En effet ‘’le retard accumulé par les équipes des grandes enseignes de prêt à porter – le télé travail étant impossible dans le monde de la mode-, n a pas été rattrapé et il ne le sera pas’’, confirme Karim Tazi, ex-président de l’Association marocaine des industries du textile et de l’habillement (AMITH) et président de la commission environnementale des affaires à la Confédération générale des entreprises du Maroc (CGEM).
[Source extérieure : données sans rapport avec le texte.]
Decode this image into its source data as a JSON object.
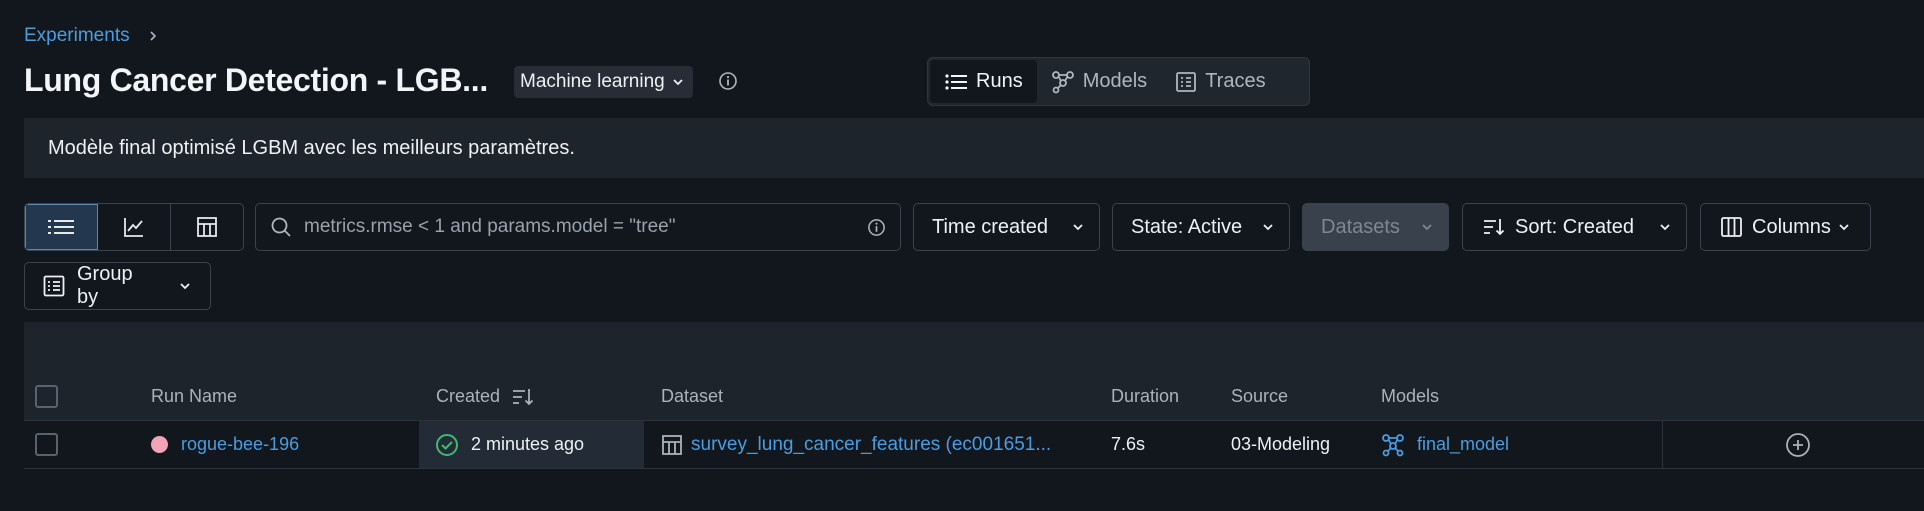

Cette période des soldes qui coïncide avec les premières tranches de vaccination, serait-elle porteuse d’un peu d’espoir pour les enseignes du Maroc et d’ailleurs ? La terrible casse serait-elle un peu soudée ? Le ‘’Shouffing’’ en deviendrait-il un simple souvenir qu’un ‘’ Shopping’’ réanimé nous ferait oublier ? Les milliers de familles qui vivent de l’industrie du prêt à porter sortiraient-elles un jour de cet état de précarité dans lequel le virus les plonge? .. Les réponses à ces questions, et d’autres, nous viendraient peut être avec ces premiers mois de la nouvelle année, avec les vaccins et avec de nouvelles stratégies de gestion de crises que les Etats du monde entier se trouvent dans l’urgence de créer et de bien étudier.